All the tensorflow implementations of Word2Vec that I have seen has a bias in the negative sampling softmax function, including on the official tensorflow website
https://www.tensorflow.org/tutorials/word2vec#vector-representations-of-words
loss = tf.reduce_mean(
tf.nn.nce_loss(weights=nce_weights,
biases=nce_biases,
labels=train_labels,
inputs=embed,
num_sampled=num_sampled,
num_classes=vocabulary_size))
This is from Google's free Deep Learning course https://github.com/tensorflow/tensorflow/blob/master/tensorflow/examples/udacity/5_word2vec.ipynb
loss = tf.reduce_mean(
tf.nn.sampled_softmax_loss(weights=softmax_weights, biases=softmax_biases, inputs=embed,
labels=train_labels, num_sampled=num_sampled, num_classes=vocabulary_size))

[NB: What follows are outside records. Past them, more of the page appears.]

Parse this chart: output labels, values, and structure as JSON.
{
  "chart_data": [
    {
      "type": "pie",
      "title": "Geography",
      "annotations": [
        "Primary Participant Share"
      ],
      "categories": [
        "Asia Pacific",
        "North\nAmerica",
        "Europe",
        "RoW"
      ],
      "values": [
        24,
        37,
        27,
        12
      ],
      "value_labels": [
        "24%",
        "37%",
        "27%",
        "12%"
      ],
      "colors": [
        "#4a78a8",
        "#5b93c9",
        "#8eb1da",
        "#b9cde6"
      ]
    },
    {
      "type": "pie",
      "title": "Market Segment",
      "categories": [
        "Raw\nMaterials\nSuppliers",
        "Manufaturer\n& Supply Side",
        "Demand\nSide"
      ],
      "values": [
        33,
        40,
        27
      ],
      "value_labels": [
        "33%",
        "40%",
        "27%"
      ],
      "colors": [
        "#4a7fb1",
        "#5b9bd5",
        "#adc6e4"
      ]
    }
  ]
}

However, from both Andrew Ng and Richard Socher's lectures, they do not include a bias in their negative sampling softmaxes.

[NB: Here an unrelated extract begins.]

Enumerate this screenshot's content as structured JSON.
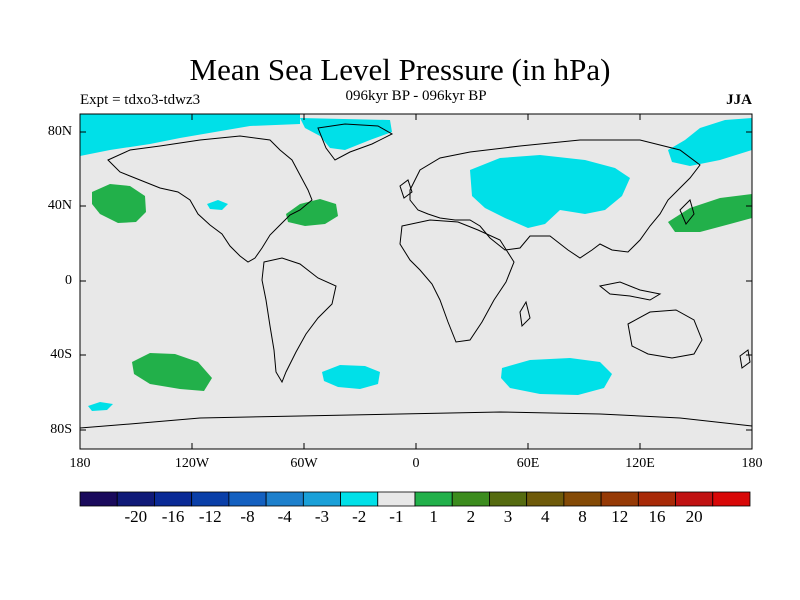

Even where this idea originated, Mikolov states that:
biases are not used in the neural network, as no significant improvement of performance was observed - following the Occam's razor, the solution is as simple as it needs to be.

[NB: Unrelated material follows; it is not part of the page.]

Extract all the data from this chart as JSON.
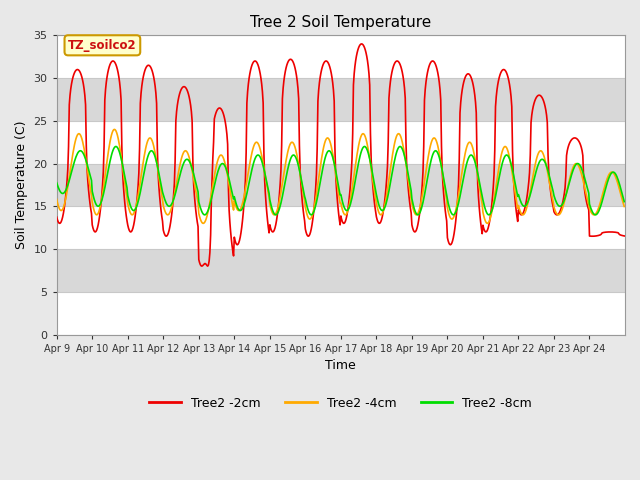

Mikolov, T.: Statistical Language Models Based on Neural Networks, p. 29 http://www.fit.vutbr.cz/~imikolov/rnnlm/thesis.pdf
So why do the official tensorflow implementations have a bias, and why does there not seem to be an option to not include a bias in the sampled_softmax_loss function ?
The exercise you link defines softmax_biases
to be zeros:
softmax_biases = tf.Variable(tf.zeros([vocabulary_size]))
That is: they're not using any actual bias in their word2vec example.
The sampled_softmax_loss()
function is generic and used for many neural-networks; its decision to require a biases
argument is unrelated to what's best for one particular neural-network application (word2vec), and accommodates the word2vec case by allowing (as here) all zeros.